8. The appellants argued that in the Trade Notice No. IV/16-249/85/HP-PF, dt. 21.2.1986 of Hyderabad Collectorate the 'China Ware' and 'Porcelain Ware' which were classified under the old Tariff Item 239 under the heading 'Comparative showing chapter Nos. in the new Excise Tariff vis-a-vis present tariff have been shown against Chapter 69. Similarly Asbestos Cement products which were previously classifiable, under T.I. 23C and at present placed under Chapter 68 along with articles of stone to establish their claim that their products fall under Chapter 68 and not under Chapter 69. They argued that trade notices and Board's instructions are binding on the lower authorities. The appellants also brought to my notice the Notification No. 83/86, dt. 10.2.1986 whereby the respective tariff entries existing prior to Budget of 1986-1987 have been specifically shown in respective substitution entries in the table annexed to the said Notification wherein it has been mentioned that the old tariff item 23B would fall under Chapter No. 69 according to the new budgetary change in 1986 budget.
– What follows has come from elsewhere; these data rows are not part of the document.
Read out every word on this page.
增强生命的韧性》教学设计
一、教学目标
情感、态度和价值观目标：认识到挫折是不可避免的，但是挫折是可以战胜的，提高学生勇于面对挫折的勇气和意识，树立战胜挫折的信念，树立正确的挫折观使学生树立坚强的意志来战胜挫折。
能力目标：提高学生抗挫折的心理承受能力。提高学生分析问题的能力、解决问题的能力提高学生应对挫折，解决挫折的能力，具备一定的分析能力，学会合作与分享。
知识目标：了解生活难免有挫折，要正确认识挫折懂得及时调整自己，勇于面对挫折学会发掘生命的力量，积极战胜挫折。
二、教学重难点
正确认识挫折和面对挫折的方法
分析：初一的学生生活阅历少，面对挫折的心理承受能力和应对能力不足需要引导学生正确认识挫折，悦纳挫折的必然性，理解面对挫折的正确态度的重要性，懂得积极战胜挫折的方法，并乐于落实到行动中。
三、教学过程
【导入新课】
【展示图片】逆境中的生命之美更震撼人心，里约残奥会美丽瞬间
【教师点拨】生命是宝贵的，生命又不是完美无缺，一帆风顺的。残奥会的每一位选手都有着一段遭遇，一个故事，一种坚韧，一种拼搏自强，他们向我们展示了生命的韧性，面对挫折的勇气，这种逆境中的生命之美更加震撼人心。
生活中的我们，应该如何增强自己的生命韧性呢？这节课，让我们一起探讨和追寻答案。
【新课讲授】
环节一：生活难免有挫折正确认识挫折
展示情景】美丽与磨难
They, therefore, contended that their product did not fall under T.I. 23B, but under T.I. 68 prior to introduction of new tariff would not fall under Chapter 69.1 see sufficient force in the appellants' argument.

9. In view of the above decision, I am of the view that the appellants' products which were previously classifiable under T.I. 23D and subsequently under TJ. 68 after deletion of T.I. 23D and enjoying exemption under Notification No. 234/82 as amended by Notification No. 119/84 dated 11.5.1984 are classifiable at Chapter 68 and are entitled to the exemption under Notification No. 50/86, dated 10.2.1986 which came into force with effect from 28.2.1986) as the appellants' products 'Mosaic Tiles' which are therefore commonly known as 'Mosaic Tiles'. I therefore set aside the order of the lower authority and allow the appeal with consequented relief.